Optionally combine with an operator<<

inline std::ostream & operator<<(std::ostream & Dest, IFeature const & v) {
  v.print(Dest);
  return Dest;

void print(std::vector<IFeature *> const & v) {
  for (size_t i=0; i<v.size(); i++)
    std::cout << *(v[i]) << std::endl;
}

Answer 2

Just make the vectors IFeature* -vectors. You can store pointers for inherited classes in them just fine.

std::vector<IFeature*> v2d;
v2d.push_back(new Feature2D());
print(v2d);

No need to use templates. Pointers to the superclass are the way to go when you need to access common virtual functions. This way you can also mix different subclasses inside the same vector:

std::vector<IFeature*> vMixed;
vMixed.push_back(new Feature2D());
vMixed.push_back(new Feature3D());
print(vMixed);

Of course, if you also need pointers for the inherited classes, things get a bit more tricky.
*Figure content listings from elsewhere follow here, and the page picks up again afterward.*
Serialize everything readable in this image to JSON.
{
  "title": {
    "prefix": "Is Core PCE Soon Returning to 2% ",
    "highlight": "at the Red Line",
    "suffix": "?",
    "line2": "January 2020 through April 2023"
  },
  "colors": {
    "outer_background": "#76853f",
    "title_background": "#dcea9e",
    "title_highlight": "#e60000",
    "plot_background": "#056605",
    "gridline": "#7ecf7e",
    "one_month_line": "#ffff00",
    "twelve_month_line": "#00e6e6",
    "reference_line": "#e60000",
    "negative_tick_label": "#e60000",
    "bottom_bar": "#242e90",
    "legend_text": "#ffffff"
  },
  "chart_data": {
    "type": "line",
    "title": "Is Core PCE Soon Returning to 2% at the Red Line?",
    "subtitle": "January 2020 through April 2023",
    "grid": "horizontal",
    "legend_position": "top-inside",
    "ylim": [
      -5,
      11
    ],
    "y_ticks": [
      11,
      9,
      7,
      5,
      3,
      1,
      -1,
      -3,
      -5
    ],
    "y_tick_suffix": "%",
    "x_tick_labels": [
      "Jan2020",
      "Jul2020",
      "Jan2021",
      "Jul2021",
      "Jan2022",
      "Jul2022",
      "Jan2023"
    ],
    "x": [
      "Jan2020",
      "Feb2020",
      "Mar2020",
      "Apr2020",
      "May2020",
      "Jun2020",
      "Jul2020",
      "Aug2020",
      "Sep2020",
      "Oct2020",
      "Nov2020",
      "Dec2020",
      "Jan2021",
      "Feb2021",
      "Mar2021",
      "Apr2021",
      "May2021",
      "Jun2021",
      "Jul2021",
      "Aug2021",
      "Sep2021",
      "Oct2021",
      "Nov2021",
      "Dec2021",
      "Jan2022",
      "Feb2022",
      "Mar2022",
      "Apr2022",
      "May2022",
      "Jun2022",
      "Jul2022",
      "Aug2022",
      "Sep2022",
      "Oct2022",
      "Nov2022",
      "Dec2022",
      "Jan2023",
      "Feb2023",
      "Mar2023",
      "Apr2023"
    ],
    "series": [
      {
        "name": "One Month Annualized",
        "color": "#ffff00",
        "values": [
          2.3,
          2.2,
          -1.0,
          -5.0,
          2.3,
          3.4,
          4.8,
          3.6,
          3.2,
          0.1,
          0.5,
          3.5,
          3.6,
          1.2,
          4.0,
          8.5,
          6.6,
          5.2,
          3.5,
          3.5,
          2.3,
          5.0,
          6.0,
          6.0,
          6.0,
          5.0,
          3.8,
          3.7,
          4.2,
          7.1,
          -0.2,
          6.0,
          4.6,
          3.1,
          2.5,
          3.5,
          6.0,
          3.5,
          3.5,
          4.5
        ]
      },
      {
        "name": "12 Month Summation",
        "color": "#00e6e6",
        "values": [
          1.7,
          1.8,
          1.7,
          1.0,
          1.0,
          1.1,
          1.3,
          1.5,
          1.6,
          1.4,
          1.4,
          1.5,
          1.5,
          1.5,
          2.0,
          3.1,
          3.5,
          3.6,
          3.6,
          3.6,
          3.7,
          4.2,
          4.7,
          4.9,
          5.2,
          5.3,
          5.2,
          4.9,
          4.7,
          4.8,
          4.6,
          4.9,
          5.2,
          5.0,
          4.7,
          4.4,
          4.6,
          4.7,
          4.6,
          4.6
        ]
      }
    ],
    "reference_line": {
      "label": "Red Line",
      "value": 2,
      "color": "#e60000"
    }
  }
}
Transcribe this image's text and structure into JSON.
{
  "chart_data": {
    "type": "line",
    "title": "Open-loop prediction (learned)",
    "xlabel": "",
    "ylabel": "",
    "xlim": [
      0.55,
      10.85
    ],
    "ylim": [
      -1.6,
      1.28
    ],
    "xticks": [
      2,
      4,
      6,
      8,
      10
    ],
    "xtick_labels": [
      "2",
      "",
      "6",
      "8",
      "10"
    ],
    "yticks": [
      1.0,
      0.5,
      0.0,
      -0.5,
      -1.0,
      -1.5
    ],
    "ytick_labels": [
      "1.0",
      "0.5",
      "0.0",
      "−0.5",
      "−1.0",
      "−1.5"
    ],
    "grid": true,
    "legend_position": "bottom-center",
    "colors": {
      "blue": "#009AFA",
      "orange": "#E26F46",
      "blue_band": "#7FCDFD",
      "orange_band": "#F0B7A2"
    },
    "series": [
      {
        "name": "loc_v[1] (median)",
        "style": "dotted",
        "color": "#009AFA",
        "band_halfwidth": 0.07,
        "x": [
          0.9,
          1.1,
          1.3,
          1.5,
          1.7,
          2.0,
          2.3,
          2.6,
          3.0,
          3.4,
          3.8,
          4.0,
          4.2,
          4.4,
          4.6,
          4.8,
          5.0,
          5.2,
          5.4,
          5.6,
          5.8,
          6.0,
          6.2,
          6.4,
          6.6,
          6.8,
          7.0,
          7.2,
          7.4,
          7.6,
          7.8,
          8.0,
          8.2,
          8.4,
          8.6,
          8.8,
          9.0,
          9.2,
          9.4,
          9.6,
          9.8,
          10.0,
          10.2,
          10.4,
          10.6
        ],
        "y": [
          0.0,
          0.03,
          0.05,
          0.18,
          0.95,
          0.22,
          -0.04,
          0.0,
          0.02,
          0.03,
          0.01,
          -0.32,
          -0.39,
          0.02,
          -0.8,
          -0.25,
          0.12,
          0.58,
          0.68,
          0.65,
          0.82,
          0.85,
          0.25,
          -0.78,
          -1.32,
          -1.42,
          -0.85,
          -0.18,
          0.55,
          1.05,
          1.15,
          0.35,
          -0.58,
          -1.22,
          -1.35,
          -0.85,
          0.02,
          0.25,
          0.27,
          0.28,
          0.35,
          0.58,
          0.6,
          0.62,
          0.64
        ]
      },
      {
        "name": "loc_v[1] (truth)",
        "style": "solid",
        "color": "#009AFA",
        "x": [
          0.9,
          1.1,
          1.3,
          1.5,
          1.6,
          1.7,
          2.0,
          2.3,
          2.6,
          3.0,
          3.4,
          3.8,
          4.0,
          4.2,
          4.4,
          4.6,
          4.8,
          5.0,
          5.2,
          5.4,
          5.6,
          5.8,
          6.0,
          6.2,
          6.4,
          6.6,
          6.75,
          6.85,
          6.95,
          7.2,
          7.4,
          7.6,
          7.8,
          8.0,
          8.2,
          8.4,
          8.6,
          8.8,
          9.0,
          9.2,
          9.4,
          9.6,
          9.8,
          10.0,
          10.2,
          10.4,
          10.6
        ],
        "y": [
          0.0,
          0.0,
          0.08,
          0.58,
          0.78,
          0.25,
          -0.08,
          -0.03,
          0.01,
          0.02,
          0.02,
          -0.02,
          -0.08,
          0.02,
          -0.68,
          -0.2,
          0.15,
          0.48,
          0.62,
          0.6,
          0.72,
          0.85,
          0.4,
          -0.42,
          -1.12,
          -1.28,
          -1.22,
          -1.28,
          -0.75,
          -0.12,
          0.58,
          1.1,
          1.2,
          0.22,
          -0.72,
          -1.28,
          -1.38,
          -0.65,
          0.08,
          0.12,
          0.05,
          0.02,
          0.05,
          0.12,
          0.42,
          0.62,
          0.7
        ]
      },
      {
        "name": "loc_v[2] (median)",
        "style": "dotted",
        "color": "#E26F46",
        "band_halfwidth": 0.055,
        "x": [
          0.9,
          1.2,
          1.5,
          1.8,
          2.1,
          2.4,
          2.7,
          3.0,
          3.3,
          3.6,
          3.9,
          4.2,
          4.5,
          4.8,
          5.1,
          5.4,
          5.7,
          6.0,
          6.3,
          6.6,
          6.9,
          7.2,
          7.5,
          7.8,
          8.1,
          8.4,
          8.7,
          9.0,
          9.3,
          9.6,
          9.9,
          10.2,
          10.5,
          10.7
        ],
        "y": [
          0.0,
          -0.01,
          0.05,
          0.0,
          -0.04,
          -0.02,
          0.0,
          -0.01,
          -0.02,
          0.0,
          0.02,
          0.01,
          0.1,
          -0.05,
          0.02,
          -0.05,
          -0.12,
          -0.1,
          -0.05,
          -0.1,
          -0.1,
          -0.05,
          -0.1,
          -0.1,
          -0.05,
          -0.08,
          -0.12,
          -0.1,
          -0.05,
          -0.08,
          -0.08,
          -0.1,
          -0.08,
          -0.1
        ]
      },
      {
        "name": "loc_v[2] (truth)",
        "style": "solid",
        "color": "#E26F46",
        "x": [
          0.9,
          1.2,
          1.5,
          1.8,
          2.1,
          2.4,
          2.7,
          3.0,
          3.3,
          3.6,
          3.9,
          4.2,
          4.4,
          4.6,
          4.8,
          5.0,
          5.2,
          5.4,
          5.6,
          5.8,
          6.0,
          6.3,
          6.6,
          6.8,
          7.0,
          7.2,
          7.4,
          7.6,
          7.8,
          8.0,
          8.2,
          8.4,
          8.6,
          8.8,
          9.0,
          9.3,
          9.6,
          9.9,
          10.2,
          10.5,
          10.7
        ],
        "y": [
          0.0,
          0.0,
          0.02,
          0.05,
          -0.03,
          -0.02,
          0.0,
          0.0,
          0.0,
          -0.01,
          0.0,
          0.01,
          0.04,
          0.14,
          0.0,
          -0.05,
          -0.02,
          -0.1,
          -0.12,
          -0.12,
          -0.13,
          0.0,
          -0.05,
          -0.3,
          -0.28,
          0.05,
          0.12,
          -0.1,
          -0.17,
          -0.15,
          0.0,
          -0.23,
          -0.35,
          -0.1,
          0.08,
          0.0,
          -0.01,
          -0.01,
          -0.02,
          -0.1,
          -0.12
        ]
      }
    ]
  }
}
One option is to store them elsewhere separately. You can also downcast, but that is not usually recommendable.

Answer 3

You can make print itself into a template:

template<typename T>
void print(T const &v)
{
  for (size_t i=0; i<v.size(); i++)
    std::cout << v[i]->string() << std::endl;
}

Better yet, use iterators, then it'll work on most other standard containers as well:

template<typename T>
void print(T const &v)
{
  for (T::const_iterator i = v.begin(); i != v.end(); ++i)
    std::cout << (*i)->string() << std::endl;
}

Even better (thanks Pedro), pass the iterators themselves:

template<typename Iter>
void print(Iter begin, Iter end) {
  for (Iter i = begin; i != end; ++i)
    std::cout << (*i)->string() << std::endl;
}

Answer 4

For the sake of completeness, I'll add that you can reinterpret_cast the vectors, since all vector share the same binary code.

print(reinterpret_cast<std::vector<IFeature*>&>(v2d));

C++ doesn't have covariance for template parameters, but you can simulate it partly if you know what it does under the hood. I found reinterpret_cast to be also useful to convert vector<T*>& to vector<const T*>& for contravariance.

Granted, this is very ugly.

Answer 5

What you are looking for here is interface covariance, which (as far as I know) is not possible on C++ classes. You need to make print also a Templated function (replace IFeature* with T*).